Dr. Neal Barnard’s new book, The Cheese Trap: How Breaking a Surprising Addiction Will Help You Lose Weight, Gain Energy, and Get Healthy, breaks down the many reasons why giving up cheese is a good idea, then gives you plant-based options as an alternative.
When I went vegan in 2009, cheese was the last animal product I stopped eating. Salty, greasy cheese is still something I like eating – I was just at the store yesterday, lamenting the fact that I’d missed the sale on Daiya’s cheese pizza by one day. We live in an amazing time – there is a vegan version of nearly everything that is traditionally made with the flesh and fluids of animals.
Barnard breaks it down for readers with a convincing case. Cheese is made from the milk of nonhuman animals – cows, goats, sheep, water buffalo – and it’s addicting. This is great for baby animals – because they are the ones who are supposed to be consuming their mothers’ milk. It’s not so great for the humans who do so instead – especially in the form of cheese, which is full of concentrated fat, and casomorphins that make us addicted!
Through personal stories of change, we’re shown the effects of a cheese-heavy diet, which can include weight gain, arthritis, high blood pressure, skin issues, and more; and how a vegan diet can improve or even resolve these health issues.
Barnard also explains how marketing has been used to keep us in a cycle – and how the government is complacent in it. For those who aren’t already knowledgeable on the topic, there’s basic information on what happens at the dairy farm. There is suffering in every ounce of cheese and if you’re going to eat it, you should know how it came to be. I’m glad that the information is in this book.

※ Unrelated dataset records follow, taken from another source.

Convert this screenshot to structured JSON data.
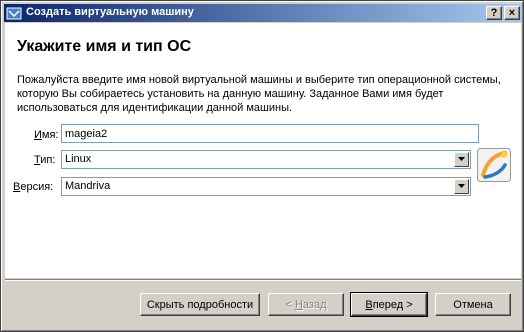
{
  "window": {
    "title": "Создать виртуальную машину",
    "icon": "virtualbox-app-icon",
    "help_button": "?",
    "close_button": "×"
  },
  "page": {
    "heading": "Укажите имя и тип ОС",
    "description": "Пожалуйста введите имя новой виртуальной машины и выберите тип операционной системы, которую Вы собираетесь установить на данную машину. Заданное Вами имя будет использоваться для идентификации данной машины."
  },
  "form": {
    "name": {
      "label_mnemonic": "И",
      "label_rest": "мя:",
      "value": "mageia2"
    },
    "type": {
      "label_mnemonic": "Т",
      "label_rest": "ип:",
      "value": "Linux"
    },
    "version": {
      "label_mnemonic": "В",
      "label_rest": "ерсия:",
      "value": "Mandriva"
    },
    "os_icon": "mandriva-os-icon"
  },
  "buttons": {
    "details": "Скрыть подробности",
    "back_mnemonic": "Н",
    "back_prefix": "< ",
    "back_rest": "азад",
    "next_mnemonic": "В",
    "next_rest": "перед >",
    "cancel": "Отмена"
  }
}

Lastly, Barnard gives a look at some of the great plant-based cheeses that are now available – including Miyoko’s Creamery, Treeline, and Kitehill. Then, Dreena Burton helps with recipes that will help the most-addicted cheeseheads to break their habit. The plan outlined in The Cheese Trap will help readers to take control of their health and break their cheese addiction, while still enjoying foods like lasagna, vegan cheesecake, and pizza.
While I am biased in that I’ve been vegan for some years now, and am therefore the choir that doesn’t need to be preached to, I believe that The Cheese Trap is an accessible book for those who haven’t yet made the connection between dairy and the problems it causes. Well-reasoned scientific explanations for that “gotta have it” feeling a slice of cheddar invokes? Explanations about how studies paid for by the dairy industry are not to be trusted? Anecdotal information from those who saw health improvements when they gave up cheese? Facts about factory farming and recipes to get you started?
This book’s a winner.
I received an advanced e-copy of this book from Grand Central Publishing and NetGalley in exchange for an honest review.